WASHINGTON — The Federal Housing Finance Agency issued a long-awaited final rule governing Federal Home Loan Bank System membership requirements on Tuesday, giving community banks a significant victory by dropping one contentious part of the plan even while it held fast on a separate issue.

The agency scrapped a part of the 2014 proposal that would have required Home Loan bank members to maintain a certain percentage of residential mortgage assets in order to keep their membership. But the FHFA acknowledged that 98% of members are already in compliance with the proposed requirements, and that it was too burdensome to impose a new requirement just to weed out the remaining 2%.

"The statutory requirements for members to continue their commitment to housing finance can be addressed by monitoring the levels of residential mortgage assets they hold and we, therefore, decided not to include the ongoing investment requirements in the final rule," the FHFA's director, Mel Watt, said in a press release.

Under the originally proposed rule, small banks and credit unions with assets of less than $1 billion would have had to maintain at least 1% of their assets in mortgages.

At the same time, however, the FHFA stayed the course on another controversial part of the plan to kick real estate investment trusts out of the Home Loan Bank System. The final rule defines insurance companies to exclude so-called captive insurers. All current captive insurance companies who are members of the system must exit over the next five years, the FHFA said.

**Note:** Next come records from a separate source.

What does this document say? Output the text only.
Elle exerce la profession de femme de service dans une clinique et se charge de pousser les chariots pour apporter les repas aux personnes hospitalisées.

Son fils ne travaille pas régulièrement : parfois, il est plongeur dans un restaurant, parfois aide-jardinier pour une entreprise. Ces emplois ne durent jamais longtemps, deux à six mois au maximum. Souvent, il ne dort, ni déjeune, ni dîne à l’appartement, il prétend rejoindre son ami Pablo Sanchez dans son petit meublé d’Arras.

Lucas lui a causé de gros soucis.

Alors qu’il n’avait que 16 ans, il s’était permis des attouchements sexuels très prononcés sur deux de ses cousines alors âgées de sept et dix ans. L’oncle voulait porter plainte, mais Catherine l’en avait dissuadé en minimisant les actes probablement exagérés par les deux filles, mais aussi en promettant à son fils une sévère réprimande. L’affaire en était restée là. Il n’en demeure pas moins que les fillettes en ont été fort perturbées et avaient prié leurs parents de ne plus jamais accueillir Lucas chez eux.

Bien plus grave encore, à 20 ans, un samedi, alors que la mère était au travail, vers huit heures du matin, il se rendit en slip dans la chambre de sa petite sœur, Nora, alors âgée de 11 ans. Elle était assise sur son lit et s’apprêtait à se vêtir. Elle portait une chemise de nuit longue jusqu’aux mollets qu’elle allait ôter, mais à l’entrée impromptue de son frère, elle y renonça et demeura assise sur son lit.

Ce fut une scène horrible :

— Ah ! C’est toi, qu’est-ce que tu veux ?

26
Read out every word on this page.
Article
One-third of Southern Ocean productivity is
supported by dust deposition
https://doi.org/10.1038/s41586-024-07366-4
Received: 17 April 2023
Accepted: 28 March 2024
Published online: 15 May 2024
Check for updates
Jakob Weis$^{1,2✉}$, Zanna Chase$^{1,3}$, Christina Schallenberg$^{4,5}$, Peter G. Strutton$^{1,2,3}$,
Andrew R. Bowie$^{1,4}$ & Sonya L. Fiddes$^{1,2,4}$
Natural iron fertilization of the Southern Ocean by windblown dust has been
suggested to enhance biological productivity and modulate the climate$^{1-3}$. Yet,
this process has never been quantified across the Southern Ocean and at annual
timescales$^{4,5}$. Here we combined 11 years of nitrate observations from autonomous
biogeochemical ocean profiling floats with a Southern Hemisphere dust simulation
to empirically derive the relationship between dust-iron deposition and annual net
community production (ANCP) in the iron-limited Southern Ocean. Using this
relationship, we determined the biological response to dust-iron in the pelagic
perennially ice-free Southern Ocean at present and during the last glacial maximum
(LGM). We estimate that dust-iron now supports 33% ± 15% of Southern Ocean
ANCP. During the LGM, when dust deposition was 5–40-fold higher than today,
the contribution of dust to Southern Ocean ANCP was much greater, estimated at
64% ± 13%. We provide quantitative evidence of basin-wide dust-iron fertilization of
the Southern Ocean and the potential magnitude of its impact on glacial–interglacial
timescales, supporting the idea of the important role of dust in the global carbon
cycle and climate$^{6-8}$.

The agency warned that an "increasing number of entities that are ineligible" for Home Loan bank membership have been establishing captive subsidiaries in order to allow their parent company to become a de facto member.

"FHFA has the authority and the duty to implement the statutory membership provisions of the Federal Home Loan Bank Act and by adopting the proposal to exclude captives from the definition of insurance company we are making sure that institutions can't frustrate the intent of Congress," Watt said. "Congress has amended the Federal Home Loan Bank Act in the past to allow additional entities to become members of a Federal Home Loan bank and it can certainly do so again if it wants some of these entities to be eligible for membership."

While community banks and credit unions are likely to be relieved by the FHFA's decision to forgo an asset membership requirement, the Home Loan banks said that kicking REITs out of the system was a mistake.

"In disqualifying captive insurance companies altogether, the agency has removed a longstanding category of FHLBank members who are important to housing finance," said John von Seggern, the president of the Council of Federal Home Loan Banks.

The battle over REITs is likely not over. A bipartisan group of lawmakers introduced a bill in October that would have stopped the FHFA from finalizing its plan, in part over objections to the exclusion of captive insurers.